Criticising the lack of consultation on the tree-felling work, he told the Globe: “Public participation, not consultation, is what Wirral Council are obliged to do on issues like this, but never do, in an open and transparent manner, but we’ve not had any of that.”
Mrs Johnson told the Globe: “The felling of the Beech tree, which incidentally, was covered by a Tree Protection Order, was totally unnecessary.
“It is, probably, one of the oldest in the park and perfectly robust.
“The tree was diagnosed with fungus, which co-exists with the tree, it is a symbiotic thing. The fungus lives off the tree and vice-versa.
“If these tree surveyors can find any reason at all to cut a tree down, they will.
“They’re taking away our heritage. Nobody can replace this 150-year-old tree.
“Healthwise, we all benefit from this tree.
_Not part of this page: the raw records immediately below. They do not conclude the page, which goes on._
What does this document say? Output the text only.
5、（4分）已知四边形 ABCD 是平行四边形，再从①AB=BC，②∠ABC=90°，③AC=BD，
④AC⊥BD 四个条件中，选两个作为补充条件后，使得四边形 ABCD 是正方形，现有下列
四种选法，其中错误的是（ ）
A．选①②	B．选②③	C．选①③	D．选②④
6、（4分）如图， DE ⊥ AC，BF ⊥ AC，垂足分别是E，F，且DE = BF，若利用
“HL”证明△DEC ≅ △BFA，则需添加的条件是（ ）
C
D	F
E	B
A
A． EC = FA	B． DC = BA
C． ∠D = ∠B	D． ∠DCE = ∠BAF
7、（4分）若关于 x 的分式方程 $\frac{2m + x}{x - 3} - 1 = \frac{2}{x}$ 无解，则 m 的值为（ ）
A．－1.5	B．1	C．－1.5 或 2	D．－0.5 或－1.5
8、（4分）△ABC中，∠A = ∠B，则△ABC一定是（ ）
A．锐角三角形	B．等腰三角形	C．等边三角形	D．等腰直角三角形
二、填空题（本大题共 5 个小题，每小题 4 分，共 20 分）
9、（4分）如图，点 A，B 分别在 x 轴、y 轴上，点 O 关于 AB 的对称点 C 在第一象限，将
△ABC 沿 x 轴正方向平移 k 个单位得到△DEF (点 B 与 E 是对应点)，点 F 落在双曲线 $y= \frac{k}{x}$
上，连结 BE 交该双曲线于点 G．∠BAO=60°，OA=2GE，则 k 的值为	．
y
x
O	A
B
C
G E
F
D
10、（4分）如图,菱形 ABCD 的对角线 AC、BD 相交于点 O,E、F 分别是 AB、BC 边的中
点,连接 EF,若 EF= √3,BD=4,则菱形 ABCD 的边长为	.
The oxygen coming from this park to the surrounding area is invaluable and to just treat trees like this is awful.
“It just sends out the wrong message and is an absolute crying shame.
“I have heard that the Friends of Ashton Park have reserved the option to carve the stump of this now-felled tree.
“Instead, I request that it be allowed to regrow if it can recover in any way, as it has a perfectly healthy rootstock.
“The dead fungus at the base of the tree is by no means vigorous and is simply a past fruiting body of the symbiotic fungus which is essential to the health of the tree.”
Appealing to Wirral Council, Mrs Johnson continued: “Please stop any further tree felling in Ashton Park, which may have been advised by the tree assessor that was involved in the tragic misdiagnosis of this tree.
“Tax payers money is being used to take away things that are enriching our environment, and I object this.
“Wirral Council needs to stop funding this vandalism.”
In response, cabinet member for leisure and recreation, Cllr Phillip Brightmore, told the Globe: “No one wants to see tress, especially mature trees such as these, felled.
“But an examination of them by tree specialists has revealed they would be a danger to the public, including the many families with young children who use the play area and it is vital that action is taken.
“Safety of the public must be paramount.”